The re-awakening of coal in Europe

COAL was not high on the agenda at this week’s Mines and Money conference in London but as Hogsback chatted to delegates it became obvious sentiment towards coal was changing – for the better.

Tim Treadgold

Two issue seem to have been responsible for the refreshingly positive tone in conversations with British and European investors.

Firstly, the price of thermal coal has been just as popular political wisdom says it ought to be: stuck in the basement.

Secondly, because the overall energy equation in Britain, and across the wider European Union, is fast morphing into a crisis thanks to the lunacy of massive tax support for “green” energy that is starting to bite consumers and industry.

The price rise was the most obvious and most welcome of this week’s events with the Financial Times getting into the act with a headline reading: King coal leaps back to life as prices rally.

The tenor of the report was that a wave of demand had boosted the spot coal price at Newcastle in Australia and Richards Bay in South Africa by about 9% over the past three months.

Supply remained strong, and would potentially swamp the market as coal producers rushed to peel off a slice of the higher prices, though that’s a point The Hog is not totally comfortable with thanks to the second point factor at work; Europe’s green nightmare.

What is happening is largely a function of price and demand with coal sitting in the box seat as far as price is concerned and demand being grossly distorted by government (and lobby group) preference for green energy, no matter what the cost.

Obviously, as anyone with an inkling of business intellect would understand there is a point approaching when industrial energy consumers and households will snap because either they risk being bankrupted by power bills, or are forced to relocate to a country with affordable energy, such as the US.

At the same time thermal coal prices have been rising to around $US83 a tonne a number of major British companies have been lobbying the government over their power bills.

Green taxes, a shorthand way of describing a multitude of levies and charges associated with attempts to encourage investment in wind and solar energy projects (none of which operate at a profit) were said by Tata Steel and the big chemical maker, Ineos, to be destroying the businesses.

The issue, which The Hog has explored before, is that governments across the European region (and in Britain) reckon they can raise taxes from industry (and households) to subsidise green power in the hope that it will one day develop the critical mass to become a mainstream source of energy and therefore become cheaper as the volume of production rises.

Said quickly, and without thinking too hard, there is a glaring error in that logic and that is the assumption that by throwing enough money at green power schemes the magic day will be reached when it replaces traditional energy sources such as coal, nuclear and gas.

No-one, unfortunately for European power consumers, knows when the changeover point will be reached, or what it will cost to get there, or whether so much damage will be done to the region’s industrial base that overall electricity demand will decline, further weakening the ability of taxpayers to subsidise green schemes.

A director of Ineos, one of the world’s biggest chemical makers, told the FT that the energy situation in Britain had reached a crisis point.

“We will not have an energy intensive sector in this country in 20 years-time,” he said. “You already see chemical companies closing assets, steel companies closing assets. At some stage you to take a decision and ask is this OK, or is it not OK.”

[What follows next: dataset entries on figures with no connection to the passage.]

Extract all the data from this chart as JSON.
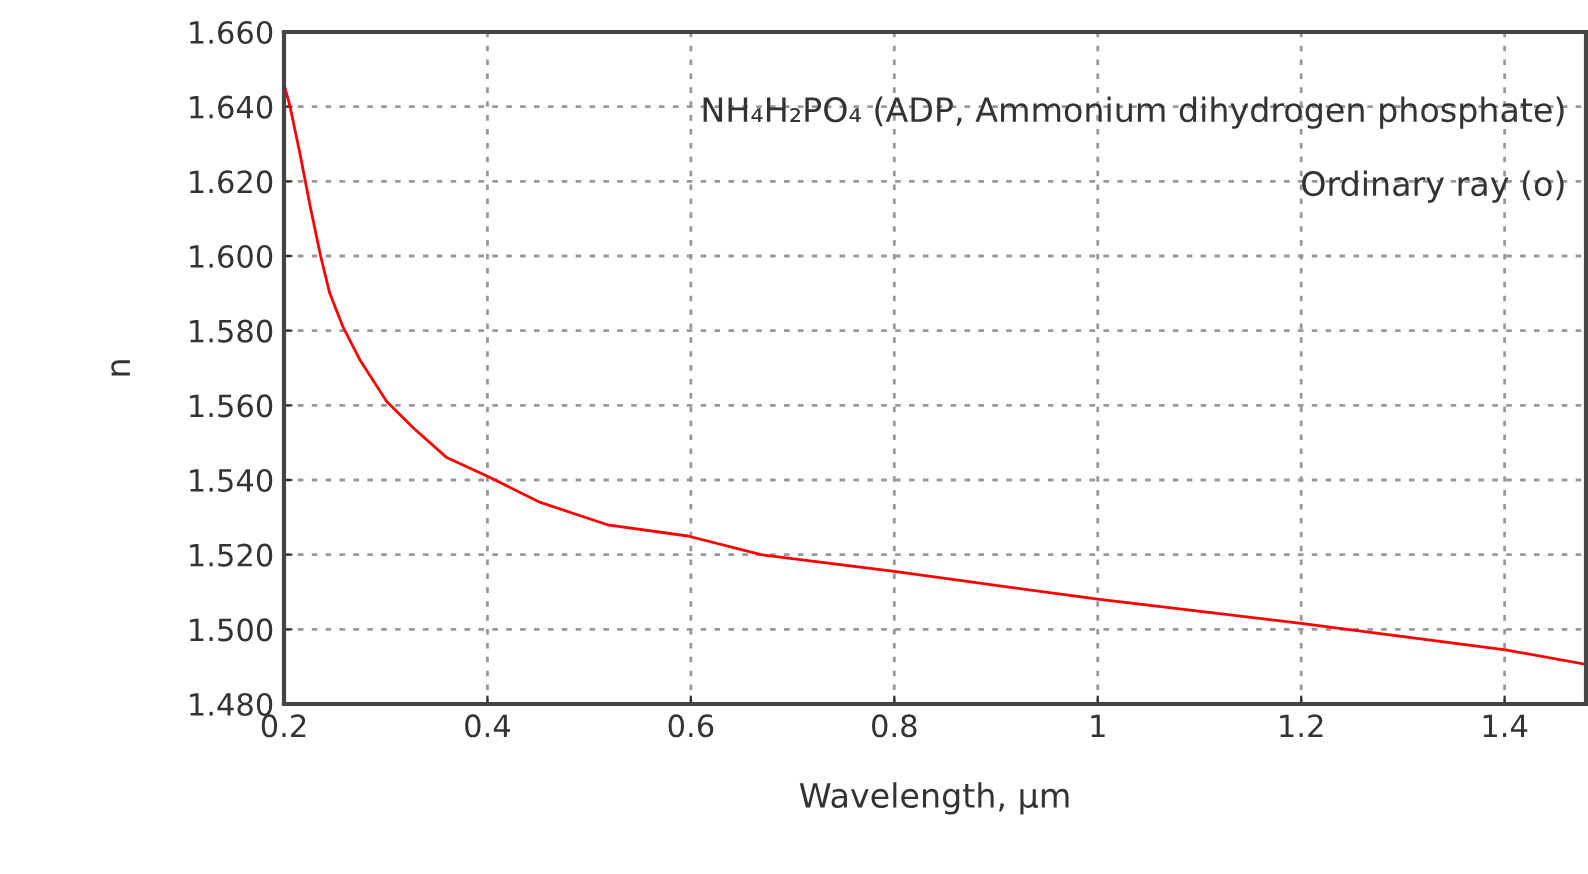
{
  "chart_data": {
    "type": "line",
    "xlabel": "Wavelength, µm",
    "ylabel": "n",
    "annotations": [
      "NH₄H₂PO₄ (ADP, Ammonium dihydrogen phosphate)",
      "Ordinary ray (o)"
    ],
    "series": [
      {
        "color": "#ff0000",
        "x": [
          0.2,
          0.206,
          0.216,
          0.226,
          0.236,
          0.245,
          0.258,
          0.275,
          0.301,
          0.327,
          0.36,
          0.4,
          0.452,
          0.518,
          0.597,
          0.669,
          0.8,
          1.002,
          1.2,
          1.401,
          1.48
        ],
        "values": [
          1.646,
          1.64,
          1.627,
          1.613,
          1.6,
          1.59,
          1.581,
          1.572,
          1.561,
          1.554,
          1.546,
          1.541,
          1.534,
          1.528,
          1.525,
          1.52,
          1.5155,
          1.508,
          1.5016,
          1.4945,
          1.4906
        ]
      }
    ],
    "xlim": [
      0.2,
      1.48
    ],
    "ylim": [
      1.48,
      1.66
    ],
    "xticks": [
      0.2,
      0.4,
      0.6,
      0.8,
      1,
      1.2,
      1.4
    ],
    "yticks": [
      {
        "value": 1.48,
        "label": "1.480"
      },
      {
        "value": 1.5,
        "label": "1.500"
      },
      {
        "value": 1.52,
        "label": "1.520"
      },
      {
        "value": 1.54,
        "label": "1.540"
      },
      {
        "value": 1.56,
        "label": "1.560"
      },
      {
        "value": 1.58,
        "label": "1.580"
      },
      {
        "value": 1.6,
        "label": "1.600"
      },
      {
        "value": 1.62,
        "label": "1.620"
      },
      {
        "value": 1.64,
        "label": "1.640"
      },
      {
        "value": 1.66,
        "label": "1.660"
      }
    ],
    "grid": true,
    "line_style": "solid",
    "marker": "none"
  }
}
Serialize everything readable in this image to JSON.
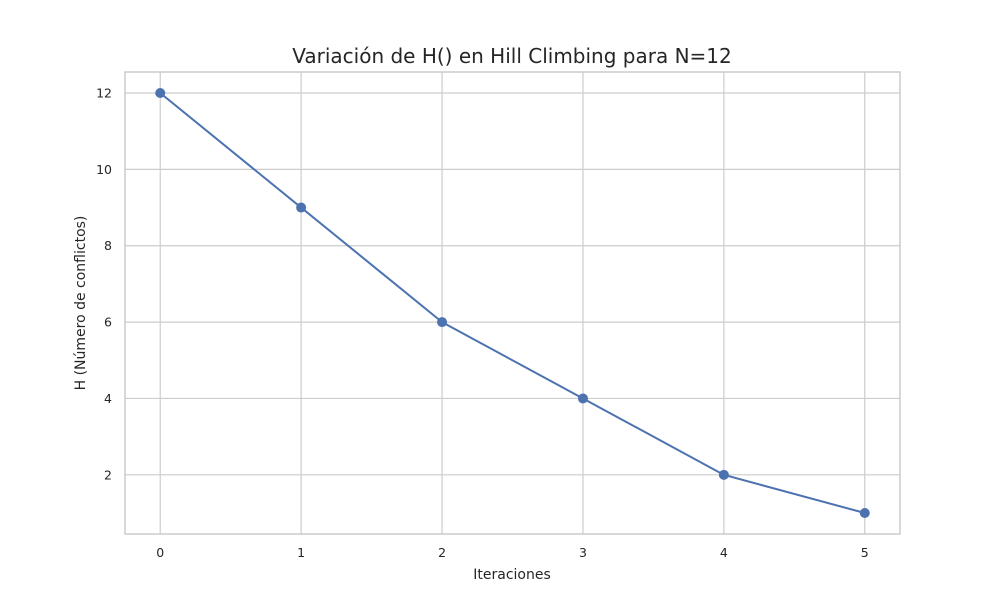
{
  "colors": {
    "series_line": "#4c72b0",
    "grid": "#cccccc",
    "text": "#262626",
    "background": "#ffffff"
  },
  "chart_data": {
    "type": "line",
    "title": "Variación de H() en Hill Climbing para N=12",
    "xlabel": "Iteraciones",
    "ylabel": "H (Número de conflictos)",
    "x": [
      0,
      1,
      2,
      3,
      4,
      5
    ],
    "series": [
      {
        "values": [
          12,
          9,
          6,
          4,
          2,
          1
        ],
        "marker": "circle",
        "color": "#4c72b0"
      }
    ],
    "xlim": [
      -0.25,
      5.25
    ],
    "ylim": [
      0.45,
      12.55
    ],
    "xticks": [
      "0",
      "1",
      "2",
      "3",
      "4",
      "5"
    ],
    "yticks": [
      "2",
      "4",
      "6",
      "8",
      "10",
      "12"
    ],
    "grid": true,
    "legend": "none"
  }
}
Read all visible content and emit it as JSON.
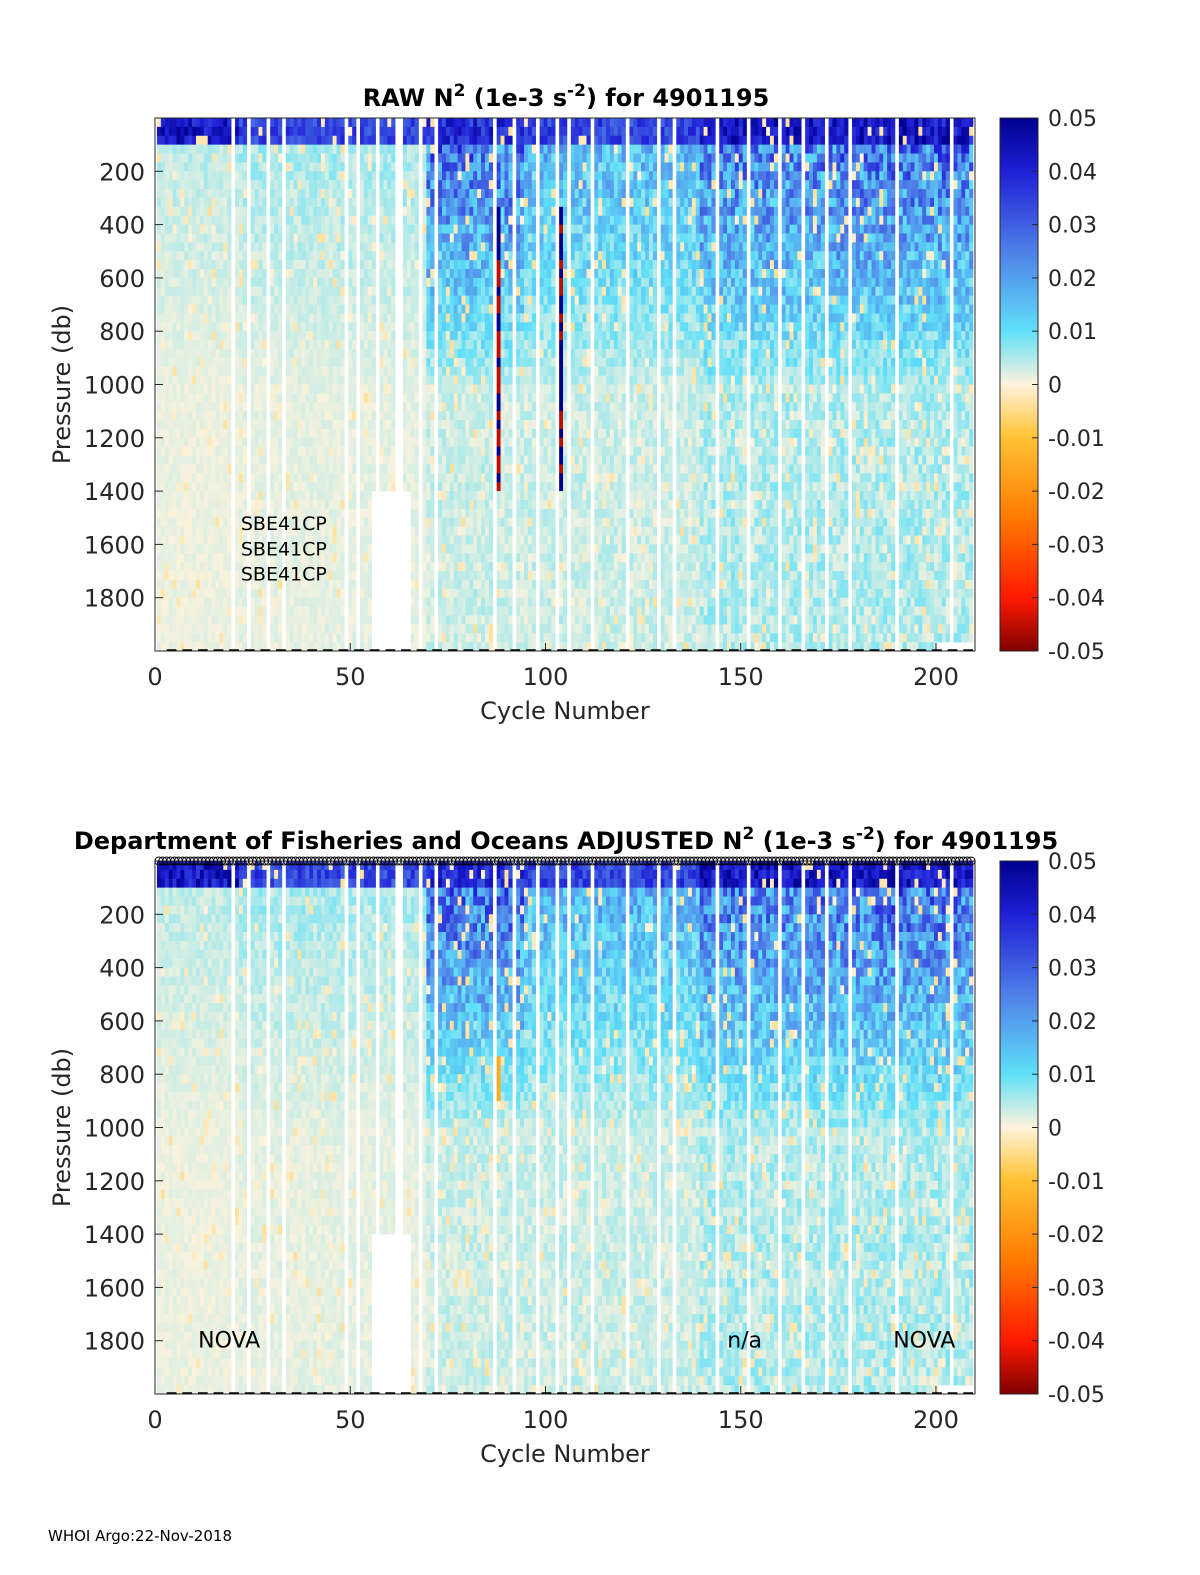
{
  "footer": "WHOI Argo:22-Nov-2018",
  "chart_data": [
    {
      "type": "heatmap",
      "id": "raw",
      "title": {
        "prefix": "RAW N",
        "sup1": "2",
        "mid": " (1e-3 s",
        "sup2": "-2",
        "suffix": ") for 4901195"
      },
      "xlabel": "Cycle Number",
      "ylabel": "Pressure (db)",
      "xlim": [
        0,
        210
      ],
      "ylim": [
        2000,
        0
      ],
      "xticks": [
        0,
        50,
        100,
        150,
        200
      ],
      "yticks": [
        200,
        400,
        600,
        800,
        1000,
        1200,
        1400,
        1600,
        1800
      ],
      "clim": [
        -0.05,
        0.05
      ],
      "colorbar_ticks": [
        "0.05",
        "0.04",
        "0.03",
        "0.02",
        "0.01",
        "0",
        "-0.01",
        "-0.02",
        "-0.03",
        "-0.04",
        "-0.05"
      ],
      "annotations": [
        {
          "text": "SBE41CP",
          "cycle": 33,
          "pressure": 1520
        },
        {
          "text": "SBE41CP",
          "cycle": 33,
          "pressure": 1615
        },
        {
          "text": "SBE41CP",
          "cycle": 33,
          "pressure": 1710
        }
      ],
      "bands": [
        {
          "cycles": [
            0,
            22
          ],
          "surface": 0.05,
          "deep": 0.0015
        },
        {
          "cycles": [
            22,
            70
          ],
          "surface": 0.04,
          "deep": 0.002
        },
        {
          "cycles": [
            70,
            95
          ],
          "surface": 0.045,
          "mid": 0.03,
          "deep": 0.004
        },
        {
          "cycles": [
            95,
            140
          ],
          "surface": 0.04,
          "mid": 0.018,
          "deep": 0.004
        },
        {
          "cycles": [
            140,
            175
          ],
          "surface": 0.05,
          "mid": 0.028,
          "deep": 0.006
        },
        {
          "cycles": [
            175,
            210
          ],
          "surface": 0.05,
          "mid": 0.03,
          "deep": 0.006
        }
      ]
    },
    {
      "type": "heatmap",
      "id": "adjusted",
      "title": {
        "prefix": "Department of Fisheries and Oceans  ADJUSTED N",
        "sup1": "2",
        "mid": " (1e-3 s",
        "sup2": "-2",
        "suffix": ") for 4901195"
      },
      "xlabel": "Cycle Number",
      "ylabel": "Pressure (db)",
      "xlim": [
        0,
        210
      ],
      "ylim": [
        2000,
        0
      ],
      "xticks": [
        0,
        50,
        100,
        150,
        200
      ],
      "yticks": [
        200,
        400,
        600,
        800,
        1000,
        1200,
        1400,
        1600,
        1800
      ],
      "clim": [
        -0.05,
        0.05
      ],
      "colorbar_ticks": [
        "0.05",
        "0.04",
        "0.03",
        "0.02",
        "0.01",
        "0",
        "-0.01",
        "-0.02",
        "-0.03",
        "-0.04",
        "-0.05"
      ],
      "annotations": [
        {
          "text": "NOVA",
          "cycle": 19,
          "pressure": 1800
        },
        {
          "text": "n/a",
          "cycle": 151,
          "pressure": 1800
        },
        {
          "text": "NOVA",
          "cycle": 197,
          "pressure": 1800
        }
      ],
      "bands": [
        {
          "cycles": [
            0,
            22
          ],
          "surface": 0.05,
          "deep": 0.0015
        },
        {
          "cycles": [
            22,
            70
          ],
          "surface": 0.04,
          "deep": 0.002
        },
        {
          "cycles": [
            70,
            95
          ],
          "surface": 0.045,
          "mid": 0.03,
          "deep": 0.004
        },
        {
          "cycles": [
            95,
            140
          ],
          "surface": 0.04,
          "mid": 0.018,
          "deep": 0.004
        },
        {
          "cycles": [
            140,
            175
          ],
          "surface": 0.05,
          "mid": 0.028,
          "deep": 0.006
        },
        {
          "cycles": [
            175,
            210
          ],
          "surface": 0.05,
          "mid": 0.03,
          "deep": 0.006
        }
      ]
    }
  ]
}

If The Hog was a betting man he’d reckon even the dopiest politician was going to see the rush away from coal-fired power generation and the attempt to embrace green alternatives was fast becoming an impossible undertaking.

Industry, scorched by high power bills, is turning to suppliers of lower-cost electricity and that invariably means coal, which is one reason the coal price started to rise in August.

Households, who will ultimately force government to see the monumental mistake made in going down the green power route, will join the industrial revolt over the northern winter as their electricity bills go through the roof.

There is, from what The Hog has seen this week during a visit to Europe and Britain, an inevitability of what is happening and it all comes down to the winner in any business battle being the most cost efficient supplier.

For the past few years the cost advantage of coal has been distorted by government subsidies of green alternatives but as consumers wake up to the game being played they will demand a switch back to coal on the grounds of price and reliability.